Recommendation system for OPAC which integrates with the Mana database

Status: unknown
Sponsored by: Catalyst IT
Developed by: Alex Buckley
Expected for: 2017-05-22
Bug number: Bug 18646
Work in progress repository: link(s) to currently published work on this RFC
Description: At present the Koha OPAC does not have a recommendation system which recommends items to patrons, as the Amazon recommendation engine does for example.

This enhancement will implement a recommendation system to Koha.

At this stage of this project I am looking to make the recommendation script use content based filtering rather than collaborative filtering. The former stores specific details about each item, and recommends other items with similar characteristics. Whilst the latter uses the users circulation history to recommend items based on what other users checked out.

The reason I do not want to build a recommendation system that is based on users circulation history is the US Patriot Act and French Law limit the amount of time that users data can be stored. By using a content based filtering this issue appears at this stage to be eliminated. In content based filtering an items details are elicited and a user profile of the key attributes of an item are generated. The former will be generated using a presentation algorithm such as tf-idf.

Whilst the latter is a combination of “1. A model of the users preference. 2. A history of the user’s interaction with the recommender system” https://en.wikipedia.org/wiki/Recommender_system#Content-based_filtering which creates a profile of the kinds of attributes that users like. These attributes are weighted according to how important they each are to the user.

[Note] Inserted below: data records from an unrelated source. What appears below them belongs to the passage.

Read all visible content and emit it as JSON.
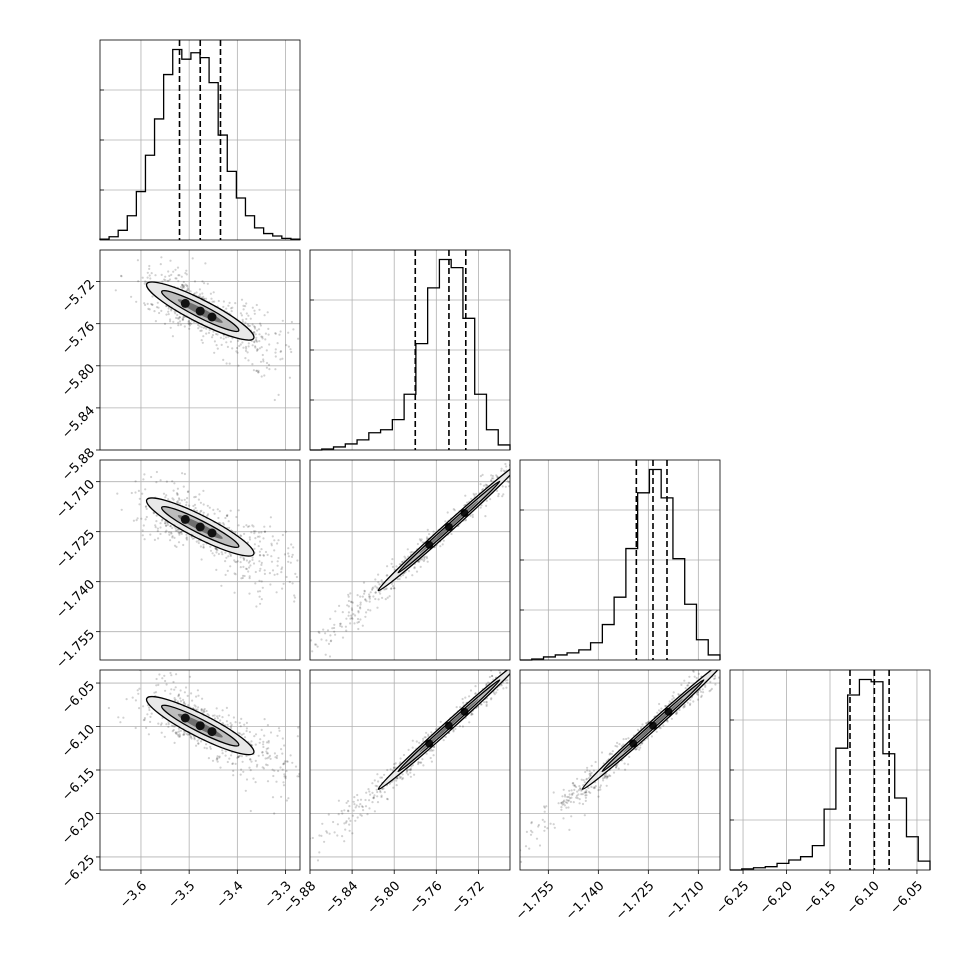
{
  "chart_data": {
    "type": "corner",
    "parameters": [
      {
        "index": 0,
        "median": -3.477,
        "q16": -3.52,
        "q84": -3.435,
        "range": [
          -3.685,
          -3.27
        ],
        "ticks": [
          -3.6,
          -3.5,
          -3.4,
          -3.3
        ],
        "tick_labels": [
          "−3.6",
          "−3.5",
          "−3.4",
          "−3.3"
        ]
      },
      {
        "index": 1,
        "median": -5.748,
        "q16": -5.78,
        "q84": -5.732,
        "range": [
          -5.88,
          -5.69
        ],
        "ticks": [
          -5.88,
          -5.84,
          -5.8,
          -5.76,
          -5.72
        ],
        "tick_labels": [
          "−5.88",
          "−5.84",
          "−5.80",
          "−5.76",
          "−5.72"
        ]
      },
      {
        "index": 2,
        "median": -1.7236,
        "q16": -1.7286,
        "q84": -1.7194,
        "range": [
          -1.7635,
          -1.7035
        ],
        "ticks": [
          -1.755,
          -1.74,
          -1.725,
          -1.71
        ],
        "tick_labels": [
          "−1.755",
          "−1.740",
          "−1.725",
          "−1.710"
        ]
      },
      {
        "index": 3,
        "median": -6.099,
        "q16": -6.127,
        "q84": -6.082,
        "range": [
          -6.265,
          -6.035
        ],
        "ticks": [
          -6.25,
          -6.2,
          -6.15,
          -6.1,
          -6.05
        ],
        "tick_labels": [
          "−6.25",
          "−6.20",
          "−6.15",
          "−6.10",
          "−6.05"
        ]
      }
    ],
    "histograms": [
      {
        "param": 0,
        "bins_range": [
          -3.685,
          -3.27
        ],
        "counts": [
          1,
          4,
          12,
          30,
          60,
          105,
          150,
          205,
          236,
          224,
          232,
          226,
          195,
          130,
          85,
          52,
          30,
          15,
          8,
          5,
          2,
          1
        ]
      },
      {
        "param": 1,
        "bins_range": [
          -5.88,
          -5.69
        ],
        "counts": [
          0,
          1,
          3,
          6,
          10,
          17,
          20,
          30,
          55,
          105,
          160,
          188,
          180,
          130,
          55,
          20,
          5
        ]
      },
      {
        "param": 2,
        "bins_range": [
          -1.7635,
          -1.7035
        ],
        "counts": [
          0,
          1,
          3,
          5,
          7,
          10,
          17,
          35,
          62,
          110,
          165,
          188,
          160,
          100,
          55,
          20,
          5
        ]
      },
      {
        "param": 3,
        "bins_range": [
          -6.265,
          -6.035
        ],
        "counts": [
          0,
          1,
          2,
          3,
          6,
          9,
          12,
          22,
          55,
          110,
          158,
          172,
          170,
          105,
          65,
          30,
          8
        ]
      }
    ],
    "pairs": [
      {
        "x_param": 0,
        "y_param": 1,
        "correlation": "negative"
      },
      {
        "x_param": 0,
        "y_param": 2,
        "correlation": "negative"
      },
      {
        "x_param": 0,
        "y_param": 3,
        "correlation": "negative"
      },
      {
        "x_param": 1,
        "y_param": 2,
        "correlation": "positive"
      },
      {
        "x_param": 1,
        "y_param": 3,
        "correlation": "positive"
      },
      {
        "x_param": 2,
        "y_param": 3,
        "correlation": "positive"
      }
    ],
    "grid": true,
    "title": "",
    "xlabel": "",
    "ylabel": ""
  }
}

This weighting is generated using machine learning algorithms such as “Bayesian Classifiers, cluster analysis, decision trees, and artificial neural networks” https://en.wikipedia.org/wiki/Recommender_system#Content-based_filtering Because I hope to implement a machine learning algorithm into the content based filtering the greater the data set the more accurate the recommendation system becomes and so the aim is to integrate the recommendation system with the Mana system global database.

I would also like to take user ratings into account in the content based filtering, as they can impact the attribute weightings of the user profiles. The user profiles and item attributes will be stored persistently in the database.